KERIpy Compliance Testing

SAID computation is deterministic: a correct implementation must produce identical digests for identical inputs regardless of language or runtime. Kerits validates its SAID outputs against KERIpy (the Python reference implementation) using a shared fixture system.

How it works

The compliance pipeline has three stages:

┌─────────────────────┐     ┌──────────────────────┐     ┌─────────────────────────┐
│ 1. Neutral fixtures │ ──▶ │ 2. KERIpy generates  │ ──▶ │ 3. TypeScript tests     │
│    (shared JSON)    │     │    expected values    │     │    cross-validate       │
└─────────────────────┘     └──────────────────────┘     └─────────────────────────┘

Stage 1: Shared fixtures. Test fixtures live in packages/core/src/said/fixtures/keri-said-fixtures.json. Each fixture declares an artifact and its derivation surface using neutral field names (not Python or TypeScript class names):

{
  "id": "kel-icp",
  "description": "KERI inception event with single signing key",
  "surface": {
    "saidField": "d",
    "derivedFieldsInOrder": ["v", "t", "d", "i", "s", "kt", "k", "nt", "n", "bt", "b", "c", "a"],
    "hasVersionString": true,
    "versionStringField": "v",
    "protocol": "KERI"
  },
  "artifact": {
    "v": "KERI10JSON000000_",
    "t": "icp",
    "d": "",
    "i": "",
    "s": "0",
    "kt": "1",
    "k": ["DHr0-I-mMN7h6cLMOTRJkkfPuMd0vgQPrOk4Y3edaHjr"],
    "nt": "1",
    "n": ["EIFG_uqfr1yN560LoHYHfvPAhxQ5sN6p3any8Ir7kGpq"],
    "bt": "0",
    "b": [],
    "c": [],
    "a": []
  }
}

Stage 2: Python script generates expected values. scripts/generate-keripy-saids.py reads the fixtures, computes SAIDs using KERIpy's Saider.saidify(), and writes the results to keri-said-expected.json:

# Requires Python 3.12.1+ and KERIpy
pip install keri
python3 scripts/generate-keripy-saids.py

The generated file records the keripy version and the computed SAID + version string for each fixture. It is checked into version control so CI tests validate against keripy without needing Python installed.

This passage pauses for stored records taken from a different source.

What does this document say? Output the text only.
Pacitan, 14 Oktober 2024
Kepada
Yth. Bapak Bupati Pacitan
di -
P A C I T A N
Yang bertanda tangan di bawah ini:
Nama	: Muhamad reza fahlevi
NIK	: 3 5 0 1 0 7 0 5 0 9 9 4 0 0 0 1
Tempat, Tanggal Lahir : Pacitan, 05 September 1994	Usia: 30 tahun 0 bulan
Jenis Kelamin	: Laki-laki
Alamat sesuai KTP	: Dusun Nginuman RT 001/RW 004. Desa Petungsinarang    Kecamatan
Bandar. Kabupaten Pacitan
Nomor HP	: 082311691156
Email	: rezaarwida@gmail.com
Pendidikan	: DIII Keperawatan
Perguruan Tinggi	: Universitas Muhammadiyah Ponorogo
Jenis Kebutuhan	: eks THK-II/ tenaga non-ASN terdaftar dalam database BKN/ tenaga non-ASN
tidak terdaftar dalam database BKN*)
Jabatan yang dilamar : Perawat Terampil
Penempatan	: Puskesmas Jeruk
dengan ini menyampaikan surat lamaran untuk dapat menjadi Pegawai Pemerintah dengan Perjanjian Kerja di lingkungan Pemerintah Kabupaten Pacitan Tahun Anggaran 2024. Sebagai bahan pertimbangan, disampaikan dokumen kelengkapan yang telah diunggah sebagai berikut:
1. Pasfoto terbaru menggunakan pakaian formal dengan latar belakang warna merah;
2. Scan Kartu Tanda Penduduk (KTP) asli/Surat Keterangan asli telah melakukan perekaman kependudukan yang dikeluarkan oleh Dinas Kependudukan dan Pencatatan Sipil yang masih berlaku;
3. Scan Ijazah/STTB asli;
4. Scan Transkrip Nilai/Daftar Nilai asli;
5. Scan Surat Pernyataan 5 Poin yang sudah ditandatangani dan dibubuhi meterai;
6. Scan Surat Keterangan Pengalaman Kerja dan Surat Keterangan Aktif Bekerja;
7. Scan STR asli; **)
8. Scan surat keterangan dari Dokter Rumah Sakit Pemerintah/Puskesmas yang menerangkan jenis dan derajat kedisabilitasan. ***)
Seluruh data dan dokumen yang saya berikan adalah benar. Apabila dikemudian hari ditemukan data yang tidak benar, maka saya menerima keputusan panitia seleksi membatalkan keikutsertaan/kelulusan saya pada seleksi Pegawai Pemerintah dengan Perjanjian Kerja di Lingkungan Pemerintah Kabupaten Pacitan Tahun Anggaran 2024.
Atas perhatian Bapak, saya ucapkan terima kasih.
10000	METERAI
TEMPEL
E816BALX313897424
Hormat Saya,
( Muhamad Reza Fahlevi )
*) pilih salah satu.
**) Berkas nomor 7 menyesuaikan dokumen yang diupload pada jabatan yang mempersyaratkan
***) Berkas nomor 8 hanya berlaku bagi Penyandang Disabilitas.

Stage 3: TypeScript tests cross-validate. The test suite in keri-said-derivation.test.ts runs two layers of assertions:

• Structural assertions (always run): CESR format (E prefix, 44 chars), version-string byte alignment, deriveSaid/recomputeSaid round-trip
• KERIpy cross-validation (when expected file present): exact SAID and version-string equality against keripy-computed values

const expected = keriPyExpected?.['kel-icp'];
if (expected?.versionString) {
  expect(sealed.v).toBe(expected.versionString);
}

When the expected file is absent, structural tests still run — the suite never fails due to a missing expected file.

Covered artifact families

The fixture set covers KEL events (icp, rot, ixn, dip), TEL events (vcp, iss, rev), and ACDC artifacts (schema, credential). Each fixture tests both deriveSaid and recomputeSaid round-trip.

Adding new fixtures

1. Add an entry to keri-said-fixtures.json with the artifact and surface definition
2. Re-run python3 scripts/generate-keripy-saids.py to update expected values
3. Add a test scenario in keri-said-derivation.test.ts that loads the fixture and asserts against keriPyExpected

Legacy API

• encodeSAID(obj) — delegates to cesr-ts Saider.saidify, uses RFC-8785 canonicalization (does not match keripy insertion-order serialization)
• validateSAID(said, obj) — recomputes via cesr-ts and compares
• saidFromJson(obj) — RFC-8785 canonicalization + Blake3 digest

These remain available for backward compatibility but will be removed in a future release.